Dr Susan Greenfield, leading brain researcher at Oxford University: "People like already to talk about the feminisation of the workplace, and I think that they mean more than just taking down the girlie calendars. As well as all the lofty ideas we have about human nature, there’s a more immediate and pragmatic issue, of the nature of work and what it will mean for women if we’re living in a world where technology has so radically changed our lives, and I think the most obvious change is the reduction in emphasis on physical labour. If you now sit at a keyboard you don’t have to be physically strong any more and that will mean a whole change for the rise of women in the workplace."

"I think the biggest difference between now and our traditional working day is that traditional barriers will have broken down.

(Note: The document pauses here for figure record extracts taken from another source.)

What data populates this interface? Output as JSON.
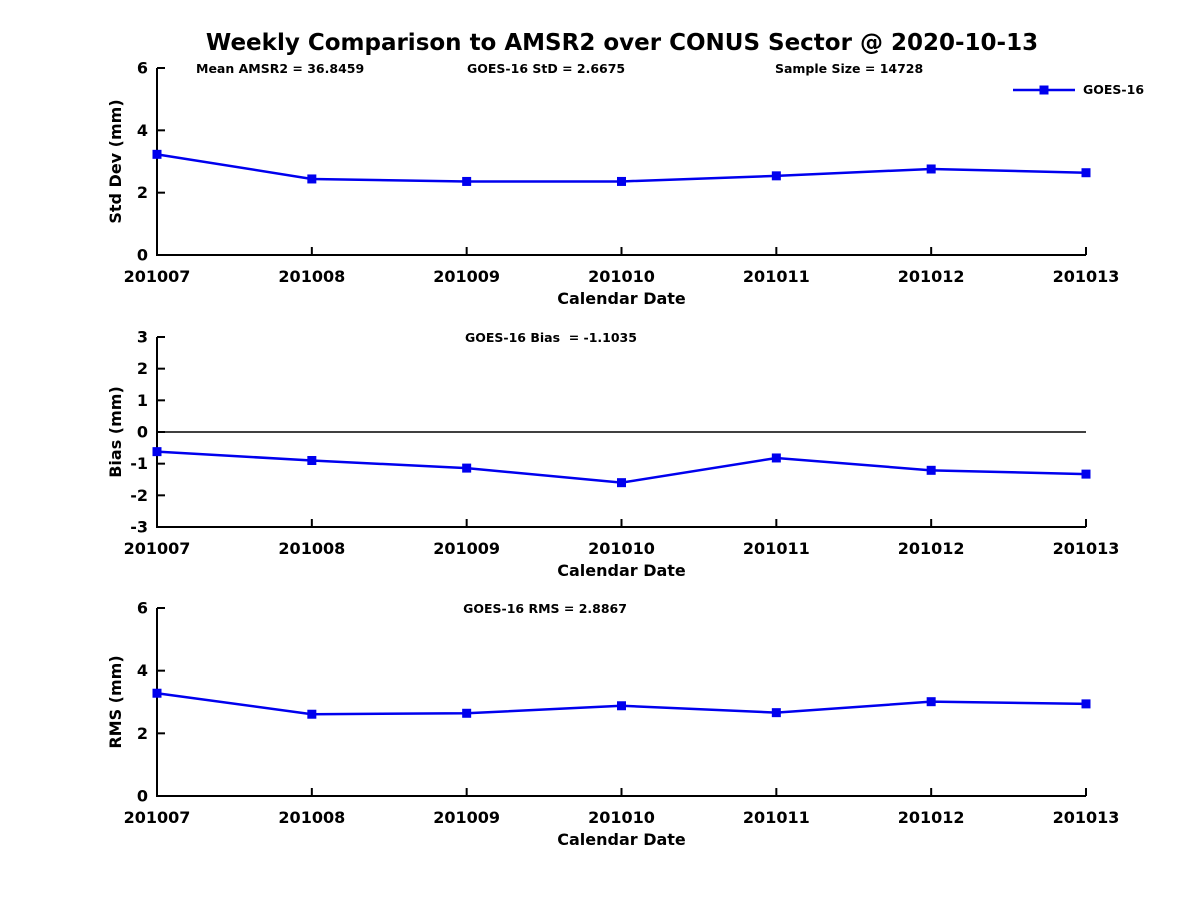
{
  "page": {
    "background": "#ffffff",
    "text_color": "#000000"
  },
  "title": "Weekly Comparison to AMSR2 over CONUS Sector @ 2020-10-13",
  "legend": {
    "label": "GOES-16",
    "line_color": "#0000EE",
    "position": "top-right"
  },
  "chart_data": [
    {
      "type": "line",
      "name": "std-dev",
      "annotations": [
        "Mean AMSR2 = 36.8459",
        "GOES-16 StD = 2.6675",
        "Sample Size = 14728"
      ],
      "categories": [
        "201007",
        "201008",
        "201009",
        "201010",
        "201011",
        "201012",
        "201013"
      ],
      "series": [
        {
          "name": "GOES-16",
          "values": [
            3.23,
            2.44,
            2.36,
            2.36,
            2.54,
            2.76,
            2.64
          ]
        }
      ],
      "xlabel": "Calendar Date",
      "ylabel": "Std Dev (mm)",
      "ylim": [
        0,
        6
      ],
      "yticks": [
        0,
        2,
        4,
        6
      ],
      "grid": false,
      "zero_line": false,
      "legend_visible": true,
      "line_color": "#0000EE",
      "marker": "square"
    },
    {
      "type": "line",
      "name": "bias",
      "annotations": [
        "GOES-16 Bias  = -1.1035"
      ],
      "categories": [
        "201007",
        "201008",
        "201009",
        "201010",
        "201011",
        "201012",
        "201013"
      ],
      "series": [
        {
          "name": "GOES-16",
          "values": [
            -0.62,
            -0.9,
            -1.14,
            -1.6,
            -0.82,
            -1.21,
            -1.33
          ]
        }
      ],
      "xlabel": "Calendar Date",
      "ylabel": "Bias (mm)",
      "ylim": [
        -3,
        3
      ],
      "yticks": [
        -3,
        -2,
        -1,
        0,
        1,
        2,
        3
      ],
      "grid": false,
      "zero_line": true,
      "legend_visible": false,
      "line_color": "#0000EE",
      "marker": "square"
    },
    {
      "type": "line",
      "name": "rms",
      "annotations": [
        "GOES-16 RMS = 2.8867"
      ],
      "categories": [
        "201007",
        "201008",
        "201009",
        "201010",
        "201011",
        "201012",
        "201013"
      ],
      "series": [
        {
          "name": "GOES-16",
          "values": [
            3.28,
            2.61,
            2.64,
            2.88,
            2.66,
            3.01,
            2.94
          ]
        }
      ],
      "xlabel": "Calendar Date",
      "ylabel": "RMS (mm)",
      "ylim": [
        0,
        6
      ],
      "yticks": [
        0,
        2,
        4,
        6
      ],
      "grid": false,
      "zero_line": false,
      "legend_visible": false,
      "line_color": "#0000EE",
      "marker": "square"
    }
  ]
}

There won’t be the clear-cut beginning and end to the day. One might argue that women could deal better with that because women have always had complex lives, they’ve always, much more than men, had to be able to juggle the challenges of home and community and themselves and their work place and different times of their careers."

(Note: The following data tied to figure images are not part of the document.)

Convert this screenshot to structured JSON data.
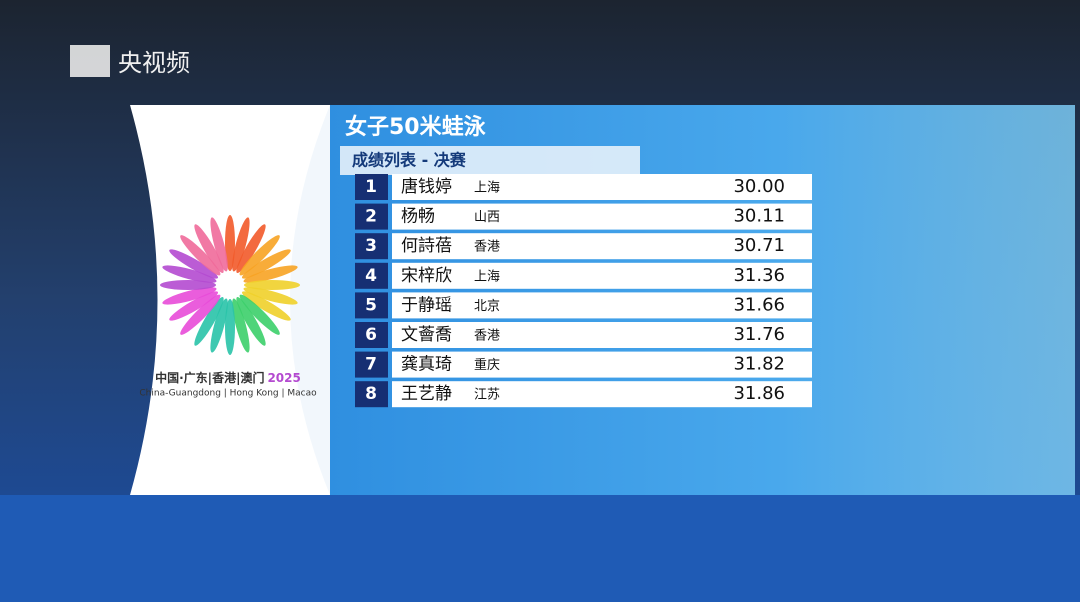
{
  "watermark": "央视频",
  "logo": {
    "line1": "中国·广东|香港|澳门",
    "year": "2025",
    "line2": "China-Guangdong | Hong Kong | Macao"
  },
  "header": {
    "title": "女子50米蛙泳",
    "subtitle": "成绩列表 - 决赛"
  },
  "table": {
    "rows": [
      [
        1,
        "唐钱婷",
        "上海",
        "30.00"
      ],
      [
        2,
        "杨畅",
        "山西",
        "30.11"
      ],
      [
        3,
        "何詩蓓",
        "香港",
        "30.71"
      ],
      [
        4,
        "宋梓欣",
        "上海",
        "31.36"
      ],
      [
        5,
        "于静瑶",
        "北京",
        "31.66"
      ],
      [
        6,
        "文薈喬",
        "香港",
        "31.76"
      ],
      [
        7,
        "龚真琦",
        "重庆",
        "31.82"
      ],
      [
        8,
        "王艺静",
        "江苏",
        "31.86"
      ]
    ]
  }
}
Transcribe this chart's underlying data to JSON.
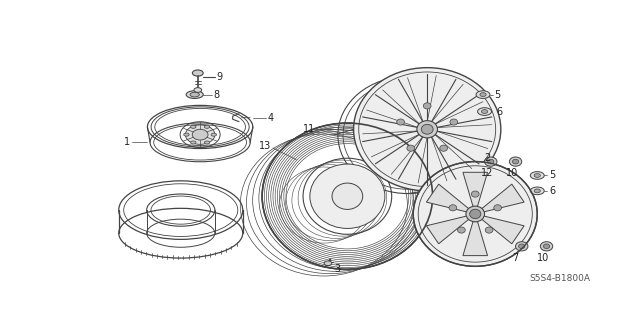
{
  "background_color": "#ffffff",
  "line_color": "#444444",
  "diagram_code": "S5S4-B1800A",
  "label_fs": 7,
  "lw": 0.8
}
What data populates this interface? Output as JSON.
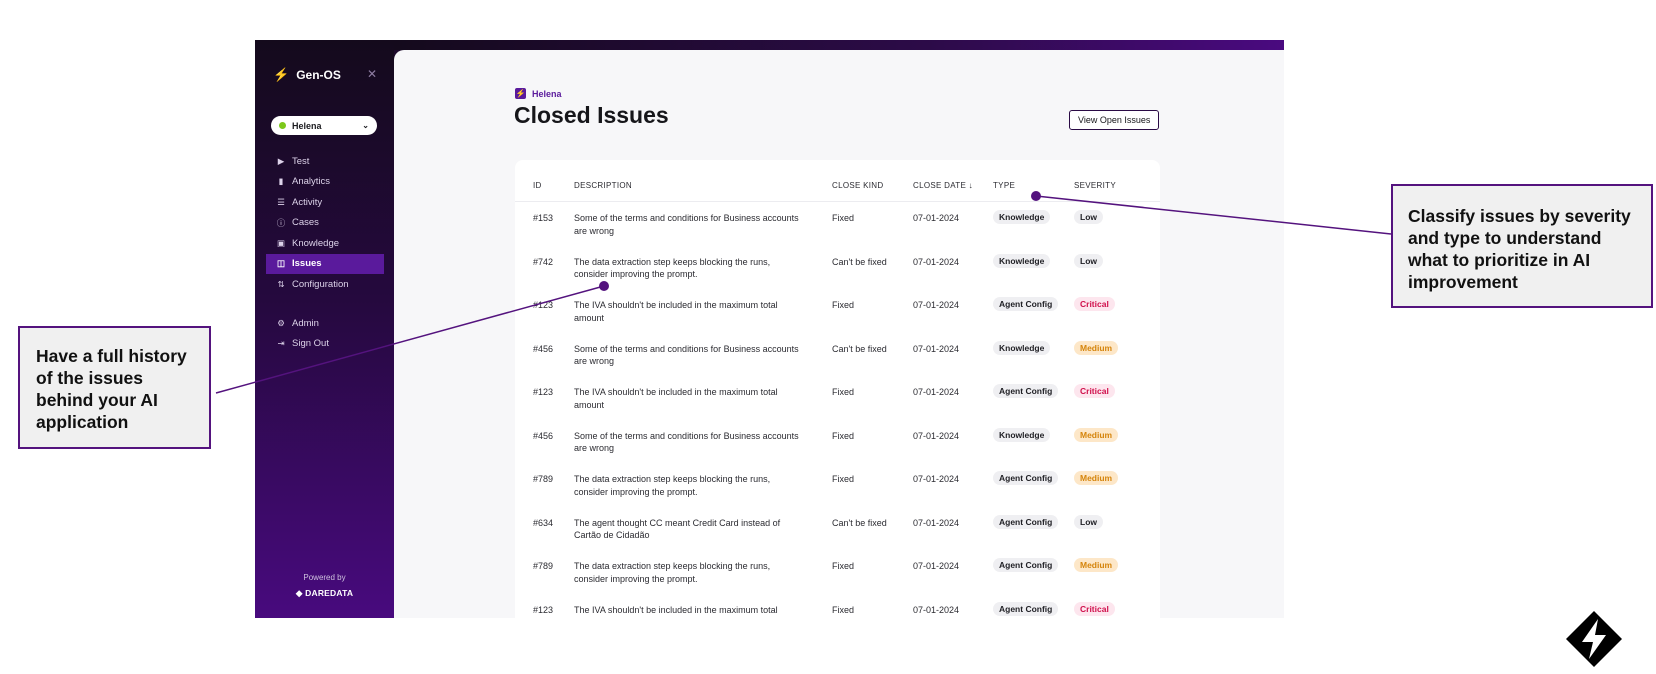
{
  "sidebar": {
    "brand": "Gen-OS",
    "close_icon": "close-icon",
    "app_selector": "Helena",
    "nav": [
      {
        "label": "Test",
        "icon": "play-icon"
      },
      {
        "label": "Analytics",
        "icon": "bar-chart-icon"
      },
      {
        "label": "Activity",
        "icon": "list-icon"
      },
      {
        "label": "Cases",
        "icon": "info-icon"
      },
      {
        "label": "Knowledge",
        "icon": "book-icon"
      },
      {
        "label": "Issues",
        "icon": "alert-square-icon",
        "active": true
      },
      {
        "label": "Configuration",
        "icon": "sort-icon"
      }
    ],
    "nav_secondary": [
      {
        "label": "Admin",
        "icon": "gear-icon"
      },
      {
        "label": "Sign Out",
        "icon": "sign-out-icon"
      }
    ],
    "powered_by": "Powered by",
    "company": "DAREDATA"
  },
  "header": {
    "breadcrumb": "Helena",
    "title": "Closed Issues",
    "view_open_button": "View Open Issues"
  },
  "table": {
    "columns": {
      "id": "ID",
      "description": "DESCRIPTION",
      "close_kind": "CLOSE KIND",
      "close_date": "CLOSE DATE",
      "type": "TYPE",
      "severity": "SEVERITY"
    },
    "sort_icon": "arrow-down-icon",
    "rows": [
      {
        "id": "#153",
        "desc": "Some of the terms and conditions for Business accounts are wrong",
        "kind": "Fixed",
        "date": "07-01-2024",
        "type": "Knowledge",
        "severity": "Low"
      },
      {
        "id": "#742",
        "desc": "The data extraction step keeps blocking the runs, consider improving the prompt.",
        "kind": "Can't be fixed",
        "date": "07-01-2024",
        "type": "Knowledge",
        "severity": "Low"
      },
      {
        "id": "#123",
        "desc": "The IVA shouldn't be included in the maximum total amount",
        "kind": "Fixed",
        "date": "07-01-2024",
        "type": "Agent Config",
        "severity": "Critical"
      },
      {
        "id": "#456",
        "desc": "Some of the terms and conditions for Business accounts are wrong",
        "kind": "Can't be fixed",
        "date": "07-01-2024",
        "type": "Knowledge",
        "severity": "Medium"
      },
      {
        "id": "#123",
        "desc": "The IVA shouldn't be included in the maximum total amount",
        "kind": "Fixed",
        "date": "07-01-2024",
        "type": "Agent Config",
        "severity": "Critical"
      },
      {
        "id": "#456",
        "desc": "Some of the terms and conditions for Business accounts are wrong",
        "kind": "Fixed",
        "date": "07-01-2024",
        "type": "Knowledge",
        "severity": "Medium"
      },
      {
        "id": "#789",
        "desc": "The data extraction step keeps blocking the runs, consider improving the prompt.",
        "kind": "Fixed",
        "date": "07-01-2024",
        "type": "Agent Config",
        "severity": "Medium"
      },
      {
        "id": "#634",
        "desc": "The agent thought CC meant Credit Card instead of Cartão de Cidadão",
        "kind": "Can't be fixed",
        "date": "07-01-2024",
        "type": "Agent Config",
        "severity": "Low"
      },
      {
        "id": "#789",
        "desc": "The data extraction step keeps blocking the runs, consider improving the prompt.",
        "kind": "Fixed",
        "date": "07-01-2024",
        "type": "Agent Config",
        "severity": "Medium"
      },
      {
        "id": "#123",
        "desc": "The IVA shouldn't be included in the maximum total amount",
        "kind": "Fixed",
        "date": "07-01-2024",
        "type": "Agent Config",
        "severity": "Critical"
      }
    ]
  },
  "annotations": {
    "left": "Have a full history of the issues behind your AI application",
    "right": "Classify issues by severity and type to understand what to prioritize in AI improvement"
  },
  "colors": {
    "accent": "#5a1a9c",
    "callout_border": "#54137e",
    "critical": "#d0104c",
    "medium": "#d5840b"
  }
}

Lisa Harker, Chair of the Daycare Trust: "Women have entered the labour market in droves in the last thirty years, but the workplace has changed very little in that time and the growth in childcare... has not nearly caught up with increasing levels of women working in the labour market. There is now one childcare place for every five children under the age of eight, and childcare is very much a lottery."

Dr Susan Greenfield: "I think what we’re going to see in 2020, in the next few decades, is a great dismantling of what it means to be a parent, what it means to have children. What it means to have that life narrative of watching a child grow, because I think we’ll be able to compartmentalise much more the different factors that at the moment we call motherhood, or childhood and so on."

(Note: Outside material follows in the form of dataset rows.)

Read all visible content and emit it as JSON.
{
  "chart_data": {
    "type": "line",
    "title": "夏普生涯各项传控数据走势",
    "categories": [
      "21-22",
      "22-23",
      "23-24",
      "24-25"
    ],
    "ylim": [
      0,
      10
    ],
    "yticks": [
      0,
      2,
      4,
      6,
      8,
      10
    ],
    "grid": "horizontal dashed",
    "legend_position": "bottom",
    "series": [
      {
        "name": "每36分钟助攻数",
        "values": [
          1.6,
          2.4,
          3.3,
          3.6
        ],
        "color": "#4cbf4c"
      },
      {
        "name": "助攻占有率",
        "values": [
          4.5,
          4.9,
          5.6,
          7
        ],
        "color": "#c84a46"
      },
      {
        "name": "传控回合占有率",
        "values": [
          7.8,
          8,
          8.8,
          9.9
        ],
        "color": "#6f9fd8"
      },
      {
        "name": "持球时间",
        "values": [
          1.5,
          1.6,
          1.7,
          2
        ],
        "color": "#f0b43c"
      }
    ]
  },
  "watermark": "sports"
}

Mike McClure, Consultant Psychiatrist: "I think the increase in the men’s movements and the plea that they’re making and the way in which they’re doing it indicates that there is some underlying resentment that society has forgotten them, that society undervalues them, and I think we’re going to see an increasing demonstration from them..."

"I think that there’s a minority of men who just don’t fit into society in one way or another, possibly they don’t fit into the new feminised labour market, they can’t adapt sufficiently, so they’re really misfits in this modern society... The more men you have who find it hard to fit into this society, the more likely it is that there will be an increase in violence, and in large measure, that violence will be directed against women."